I'm conflicted about that. I choose to live where I do because of literally giant swathes of unspoiled land, desolate though it may be. But the holiness of the land isn't pure. To the west of my city there is the famous salt flats that appear in so many films. That's already spoiled by the Bonneville Speedway. To the north of that, Hill Air Force Base maintains a bombing range, closed to the public for obvious reasons. There we pound large portions of Utah landscape into dust and rock fragments on a daily basis. So when someone takes half a square meter in an 800-square-kilometer patch of desert and does something with it that creates some buzz and admiration, I would kind of like it to be left there.

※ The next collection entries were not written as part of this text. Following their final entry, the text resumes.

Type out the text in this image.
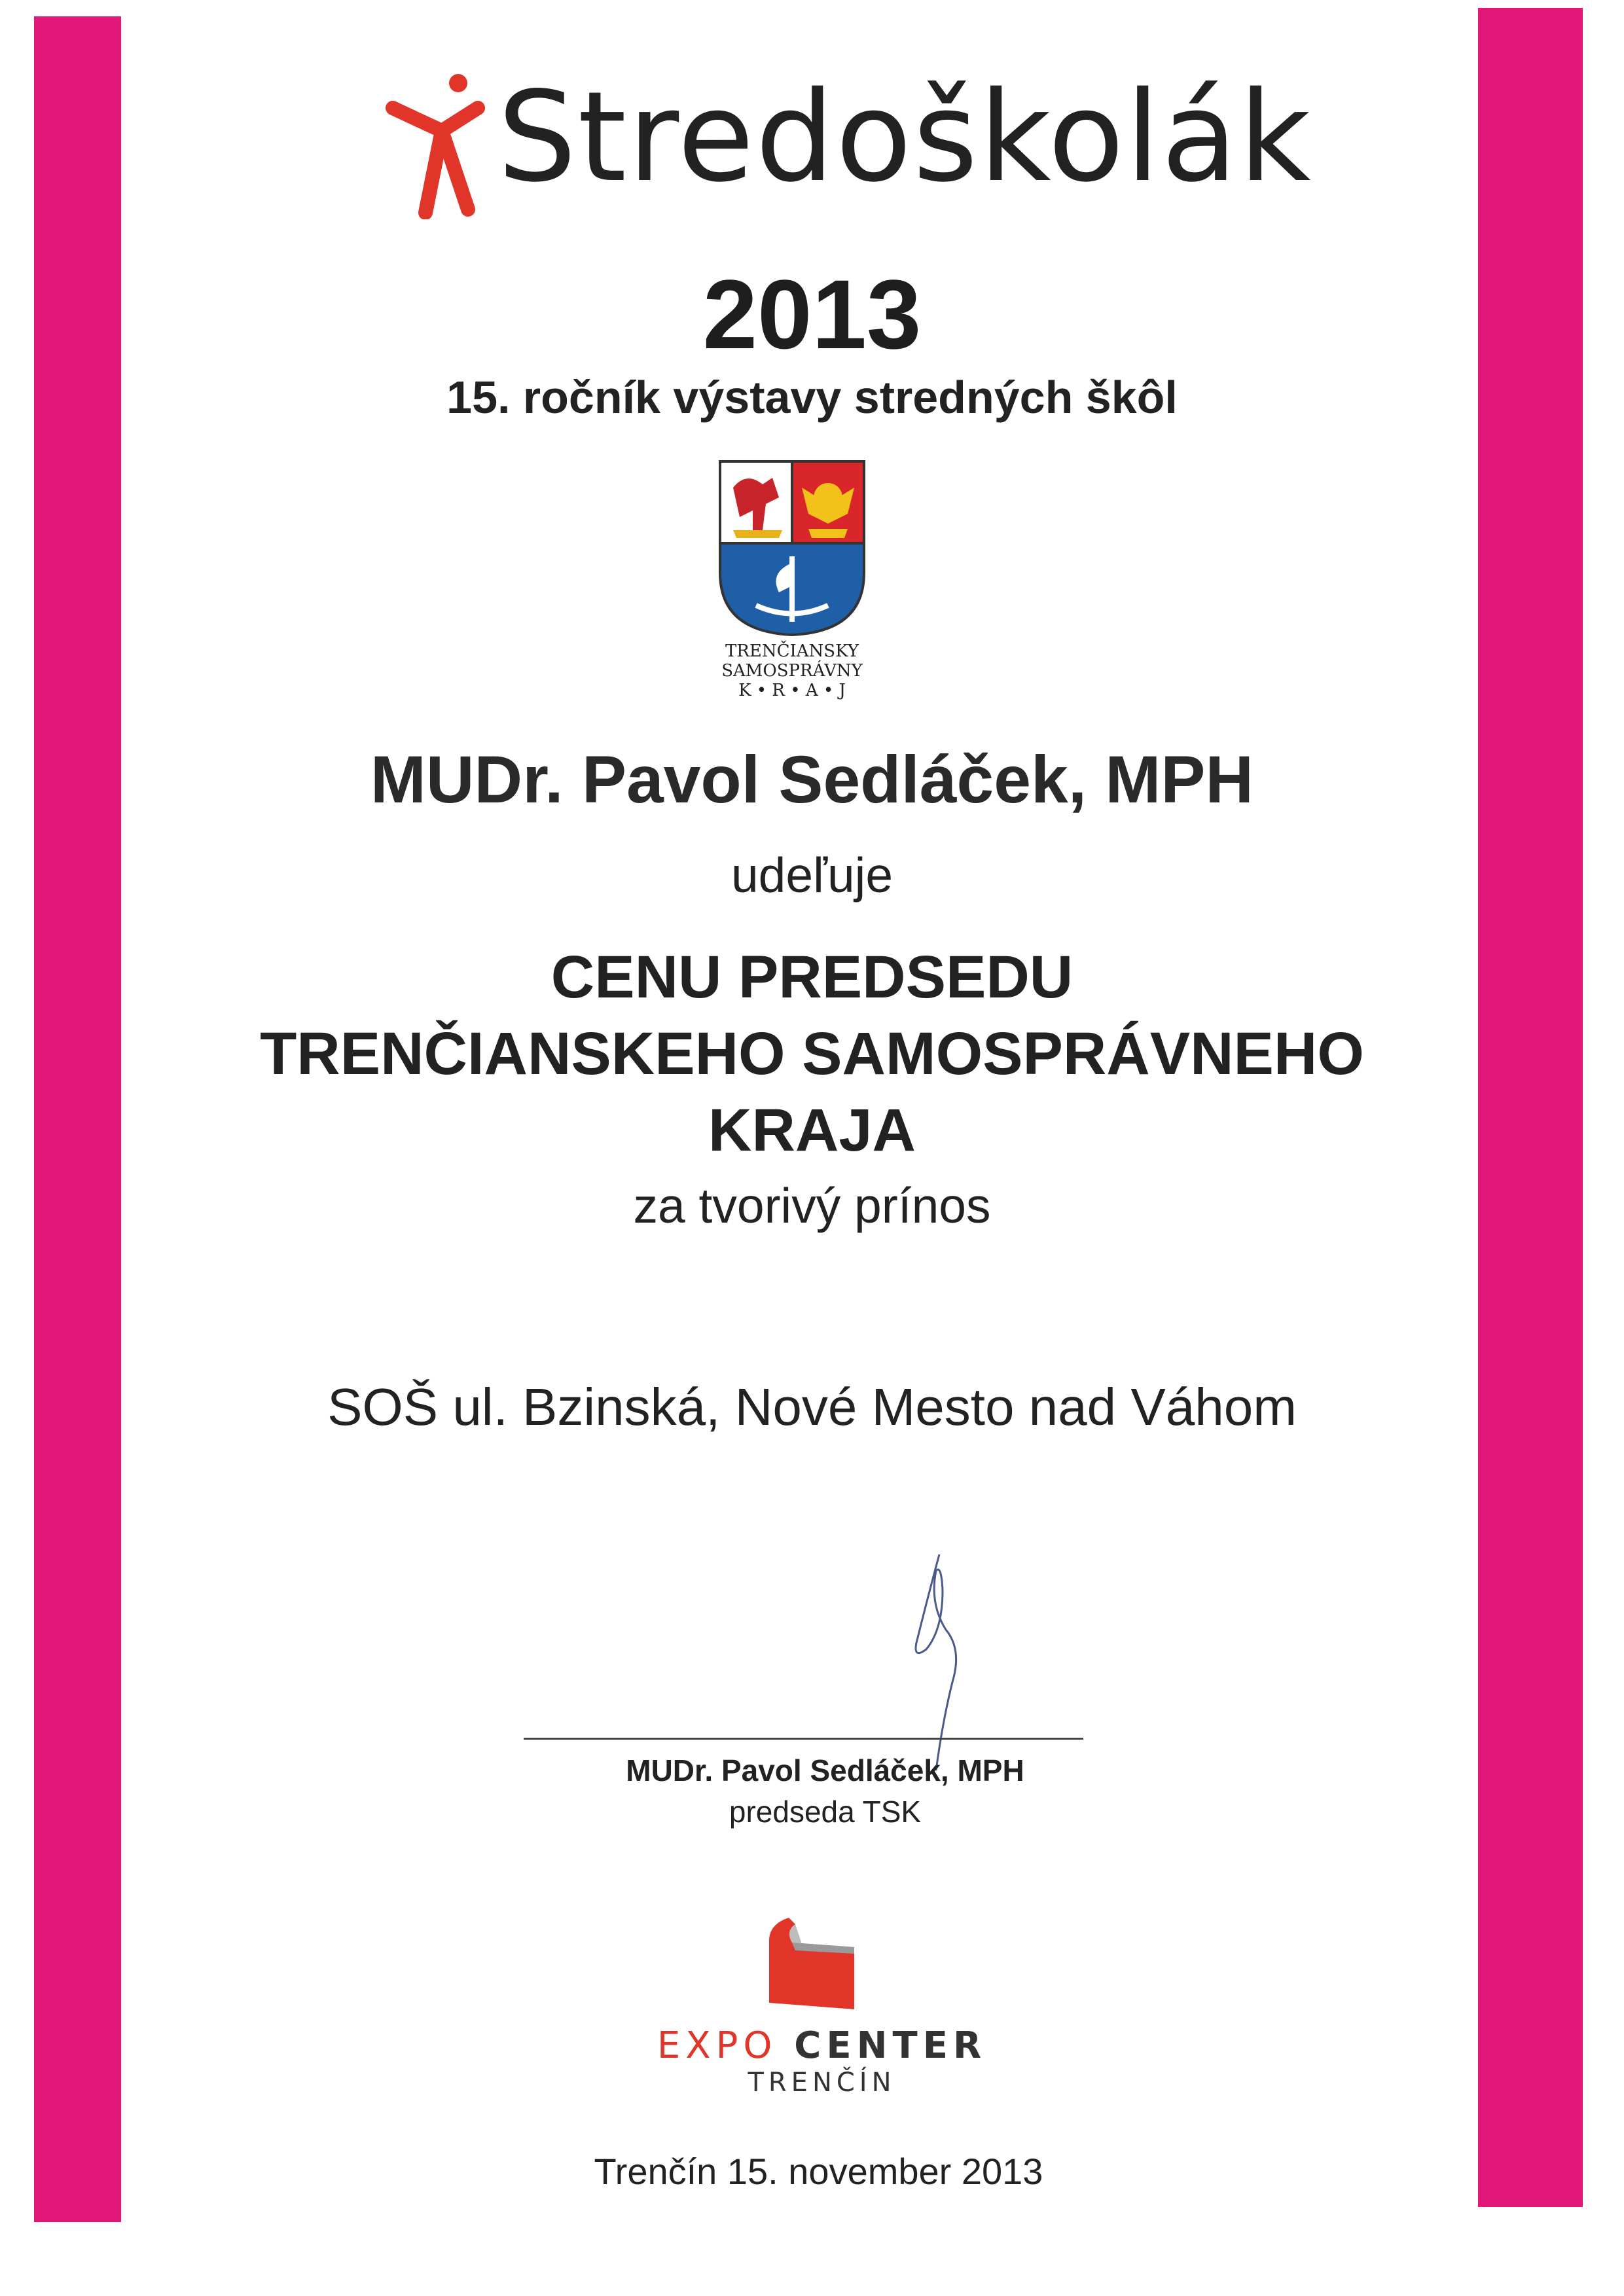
Stredoškolák
2013
15. ročník výstavy stredných škôl
TRENČIANSKY
SAMOSPRÁVNY
K • R • A • J
MUDr. Pavol Sedláček, MPH
udeľuje
CENU PREDSEDU
TRENČIANSKEHO SAMOSPRÁVNEHO
KRAJA
za tvorivý prínos
SOŠ ul. Bzinská, Nové Mesto nad Váhom
MUDr. Pavol Sedláček, MPH
predseda TSK
EXPO CENTER
TRENČÍN
Trenčín 15. november 2013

But then if you leave that one there, you have to leave all of the subsequent ones there, including the ones that have little artistic or technical merit.
We have similar installations elsewhere. One of the day trips I commonly do for visitors combines the Golden Spike visitor's center, the factory where the space shuttle boosters were made, and the Spiral Jetty, an earthwork art installation on the north shore of the Great Salt Lake. Then for rail fans, the railroading museum in Ogden and dinner at Union Station.